Ontario MPP
- In office 1886–1890
- Preceded by: George Denison
- Succeeded by: James Reid
- Constituency: Addington

Personal details
- Born: September 17, 1844 Camden Township, Addington County, Canada West
- Died: April 25, 1936 (aged 91) West St. Paul, Manitoba
- Party: Conservative
- Spouse: Carrie Hawley
- Occupation: Businessman

= John Stewart Miller =

Canadian politician

John Stewart Miller (September 17, 1844 - April 25, 1936) was an Ontario farmer, merchant and political figure. He represented Addington in the Legislative Assembly of Ontario as a Conservative member from 1886 to 1890.

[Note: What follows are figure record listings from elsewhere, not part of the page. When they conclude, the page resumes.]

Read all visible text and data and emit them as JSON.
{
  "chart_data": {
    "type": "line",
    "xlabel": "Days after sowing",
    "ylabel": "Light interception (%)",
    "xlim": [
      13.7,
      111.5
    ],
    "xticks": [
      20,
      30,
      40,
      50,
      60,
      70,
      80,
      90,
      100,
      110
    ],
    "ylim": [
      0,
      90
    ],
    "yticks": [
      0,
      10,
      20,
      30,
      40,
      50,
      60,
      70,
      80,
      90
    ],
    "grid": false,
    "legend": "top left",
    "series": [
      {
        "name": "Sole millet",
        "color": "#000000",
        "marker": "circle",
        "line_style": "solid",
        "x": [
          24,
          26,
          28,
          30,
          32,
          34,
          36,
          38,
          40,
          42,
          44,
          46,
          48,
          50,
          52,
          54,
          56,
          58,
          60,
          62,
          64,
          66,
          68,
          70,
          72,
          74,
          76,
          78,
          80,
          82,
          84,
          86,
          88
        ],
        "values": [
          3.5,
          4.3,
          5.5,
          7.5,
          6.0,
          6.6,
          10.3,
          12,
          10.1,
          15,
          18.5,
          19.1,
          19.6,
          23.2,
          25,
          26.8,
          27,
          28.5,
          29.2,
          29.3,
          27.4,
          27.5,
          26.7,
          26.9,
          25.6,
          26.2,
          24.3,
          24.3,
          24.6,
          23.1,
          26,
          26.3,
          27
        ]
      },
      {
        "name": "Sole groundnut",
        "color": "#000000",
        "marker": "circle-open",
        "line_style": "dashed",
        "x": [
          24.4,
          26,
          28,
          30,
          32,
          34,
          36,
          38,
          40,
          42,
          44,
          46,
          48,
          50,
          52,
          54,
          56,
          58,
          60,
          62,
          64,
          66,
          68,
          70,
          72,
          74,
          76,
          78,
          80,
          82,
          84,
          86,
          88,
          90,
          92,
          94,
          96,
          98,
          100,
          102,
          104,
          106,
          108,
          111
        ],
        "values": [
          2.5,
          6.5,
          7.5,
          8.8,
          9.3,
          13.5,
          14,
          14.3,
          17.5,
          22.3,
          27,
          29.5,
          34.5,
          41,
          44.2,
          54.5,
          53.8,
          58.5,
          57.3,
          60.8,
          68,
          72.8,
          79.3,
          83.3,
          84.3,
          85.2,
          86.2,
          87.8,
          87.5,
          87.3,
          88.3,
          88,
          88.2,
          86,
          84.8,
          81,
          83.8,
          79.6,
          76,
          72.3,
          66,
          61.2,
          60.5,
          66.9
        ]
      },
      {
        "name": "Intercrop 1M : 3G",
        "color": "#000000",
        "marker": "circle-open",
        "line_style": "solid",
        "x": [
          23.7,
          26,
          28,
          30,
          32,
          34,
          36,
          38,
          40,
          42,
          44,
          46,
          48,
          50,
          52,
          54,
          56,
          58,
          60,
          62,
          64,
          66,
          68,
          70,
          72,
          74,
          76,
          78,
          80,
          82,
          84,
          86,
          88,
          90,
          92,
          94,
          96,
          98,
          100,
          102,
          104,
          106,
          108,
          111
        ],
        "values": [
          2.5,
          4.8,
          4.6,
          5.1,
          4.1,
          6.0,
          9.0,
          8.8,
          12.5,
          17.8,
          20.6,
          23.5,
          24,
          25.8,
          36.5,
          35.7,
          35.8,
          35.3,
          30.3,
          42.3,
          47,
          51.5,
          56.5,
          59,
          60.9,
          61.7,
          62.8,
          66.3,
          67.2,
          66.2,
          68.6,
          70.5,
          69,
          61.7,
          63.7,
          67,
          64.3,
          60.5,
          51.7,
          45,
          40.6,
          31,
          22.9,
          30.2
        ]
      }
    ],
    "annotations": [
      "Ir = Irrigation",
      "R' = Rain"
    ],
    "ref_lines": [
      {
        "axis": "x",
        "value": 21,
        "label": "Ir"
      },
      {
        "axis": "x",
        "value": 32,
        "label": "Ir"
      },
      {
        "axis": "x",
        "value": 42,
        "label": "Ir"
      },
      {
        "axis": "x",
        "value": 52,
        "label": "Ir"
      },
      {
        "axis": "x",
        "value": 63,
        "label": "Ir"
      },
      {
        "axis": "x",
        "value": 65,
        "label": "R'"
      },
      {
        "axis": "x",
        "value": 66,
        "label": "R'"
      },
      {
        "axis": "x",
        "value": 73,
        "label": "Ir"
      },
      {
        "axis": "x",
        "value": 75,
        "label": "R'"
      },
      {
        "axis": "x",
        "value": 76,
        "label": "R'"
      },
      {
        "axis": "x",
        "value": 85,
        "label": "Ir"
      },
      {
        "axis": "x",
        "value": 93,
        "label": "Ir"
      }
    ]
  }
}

He was born in Camden Township, Addington County, Canada West in 1844, the son of Thomas Miller and Christina Madden. He studied at the Ontario Commercial College in Belleville. Miller was a lieutenant in the local militia. In 1870, he started a cheese factory in Centreville with James N. Lapum. He was named clerk for Camden Township in 1875. In 1871, he married Carrie Hawley but she died three years later. He subsequently married Anne Robertson in 1877. In 1883, Miller became a merchant in Centreville, purchasing the business of A. N. Lapum. He was county master for the Orange Lodge and master of the local Masonic lodge. He moved to Manitou, Manitoba in 1890 and returned to farming. Miller served as reeve for Pembina, Manitoba from 1895 to 1897. He died on April 25, 1936.